На упомянутый урок прихожу в соответствующем настроении — огорчен, что в этот день меня лишили единственного свободного часа (а я думал провести его за чашкой кофе и чтением «Литературной газеты»). И вдруг замечаю ее: она сидит во втором ряду у окна и так же, как остальные, смотрит на меня с нескрываемым любопытством (объяснение простое: мне всего тридцать, в их классе я не преподавал и, помимо прочего, пользуюсь репутацией уже дважды изданного поэта). В первую минуту у меня ощущение, что я стал жертвой какого-то розыгрыша Скиппи: тот же рот, такой же гладкий лоб и светлый пушок на висках. На меня смотрит Ева.
Уже тогда, естественно, я сознавал сумасбродство своей страсти, но, к сожалению, это не уменьшало ее. Моя многолетняя одержимость столь же глупа, сколь и великолепна — все зависит от того, как на нее посмотреть. Наполнить жизнь безответным чувством или попусту растратить ее. Мне самому бывает трудно разобрать: иной раз я кажусь себе трагическим героем, а порой (куда чаще) — персонажем из какой-то шестой серии некогда популярной комедии для тинейджеров. Второе, вероятно, в самую точку. Сегодня-то я это знаю, но мне уже перевалило за сорок. Диагноз: запоздалое сожаление. Тут уже ничего не попишешь. Или я должен покончить с собой (чего не смогу), или примириться с бессмысленностью своей страсти. Она была прикована к нему отроческим договором, прочел я недавно в романе Зэди Смит. Те несколько лет, что остались мне, прежде чем я сопьюсь, уж как-нибудь протяну.

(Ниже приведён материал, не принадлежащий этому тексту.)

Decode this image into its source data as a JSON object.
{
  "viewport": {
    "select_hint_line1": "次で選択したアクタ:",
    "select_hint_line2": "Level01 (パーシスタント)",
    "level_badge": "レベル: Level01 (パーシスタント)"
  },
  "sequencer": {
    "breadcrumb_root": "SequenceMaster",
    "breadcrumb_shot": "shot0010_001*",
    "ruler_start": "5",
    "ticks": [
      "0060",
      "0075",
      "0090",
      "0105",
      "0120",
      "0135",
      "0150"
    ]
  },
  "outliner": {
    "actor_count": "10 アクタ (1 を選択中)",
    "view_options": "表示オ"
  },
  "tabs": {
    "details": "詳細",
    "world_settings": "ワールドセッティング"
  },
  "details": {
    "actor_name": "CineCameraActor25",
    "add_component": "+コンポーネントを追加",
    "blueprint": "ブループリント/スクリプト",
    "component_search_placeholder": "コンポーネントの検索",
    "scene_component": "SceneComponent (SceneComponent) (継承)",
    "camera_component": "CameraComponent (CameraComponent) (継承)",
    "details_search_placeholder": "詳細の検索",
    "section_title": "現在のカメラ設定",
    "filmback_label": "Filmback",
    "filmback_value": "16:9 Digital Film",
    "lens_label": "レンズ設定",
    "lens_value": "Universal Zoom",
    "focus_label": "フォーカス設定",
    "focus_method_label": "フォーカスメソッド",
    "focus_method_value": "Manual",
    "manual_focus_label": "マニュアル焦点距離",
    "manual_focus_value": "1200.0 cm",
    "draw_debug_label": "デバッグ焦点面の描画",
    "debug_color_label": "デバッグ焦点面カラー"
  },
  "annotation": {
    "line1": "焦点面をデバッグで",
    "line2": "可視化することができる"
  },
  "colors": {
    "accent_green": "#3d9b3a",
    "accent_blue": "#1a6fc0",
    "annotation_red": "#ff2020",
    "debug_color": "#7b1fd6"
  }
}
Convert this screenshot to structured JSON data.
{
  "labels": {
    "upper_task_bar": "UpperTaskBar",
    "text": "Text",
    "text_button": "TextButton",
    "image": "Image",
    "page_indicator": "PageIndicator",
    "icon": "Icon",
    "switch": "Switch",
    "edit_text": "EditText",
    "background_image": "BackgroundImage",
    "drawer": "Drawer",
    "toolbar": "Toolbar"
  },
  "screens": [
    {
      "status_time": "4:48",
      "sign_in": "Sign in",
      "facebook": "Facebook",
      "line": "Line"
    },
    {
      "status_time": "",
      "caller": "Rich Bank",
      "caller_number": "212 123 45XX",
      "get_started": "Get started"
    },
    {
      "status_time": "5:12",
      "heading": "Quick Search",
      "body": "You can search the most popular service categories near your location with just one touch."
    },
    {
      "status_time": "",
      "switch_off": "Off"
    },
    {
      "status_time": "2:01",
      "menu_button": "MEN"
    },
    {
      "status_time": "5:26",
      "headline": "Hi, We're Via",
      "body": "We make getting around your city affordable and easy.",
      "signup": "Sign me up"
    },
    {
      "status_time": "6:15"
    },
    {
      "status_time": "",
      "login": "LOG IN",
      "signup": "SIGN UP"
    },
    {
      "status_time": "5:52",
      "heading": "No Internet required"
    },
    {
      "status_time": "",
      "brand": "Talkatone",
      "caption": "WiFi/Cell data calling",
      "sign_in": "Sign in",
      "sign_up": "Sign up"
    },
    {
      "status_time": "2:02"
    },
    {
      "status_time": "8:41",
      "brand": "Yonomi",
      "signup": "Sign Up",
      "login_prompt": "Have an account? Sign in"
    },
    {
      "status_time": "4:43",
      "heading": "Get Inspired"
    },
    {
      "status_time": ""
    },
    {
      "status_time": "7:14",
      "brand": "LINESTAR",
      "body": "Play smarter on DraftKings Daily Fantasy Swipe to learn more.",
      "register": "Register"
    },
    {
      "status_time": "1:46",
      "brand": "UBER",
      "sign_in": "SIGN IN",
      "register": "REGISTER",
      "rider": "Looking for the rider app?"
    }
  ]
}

Итак, мне удается сохранять спокойствие — у меня ведь целых сорок пять минут. Я заполняю классный журнал и с наигранной сонливостью кого-то спрашиваю, что они сейчас проходят. Межвоенную поэзию? Так, хорошо, приступим. Достаточно немного начистить старое оружие и прочесть им наизусть все, что помню. Конечно же, Галаса, Сейферта, Библа, Незвала.[30]Пикантные подробности этих великих жизней. Уметь рассмешить и в нужную минуту стать серьезным. Быть по-мальчишески игривым и мужественно мрачным. Называть вещи своими именами. Не лгать.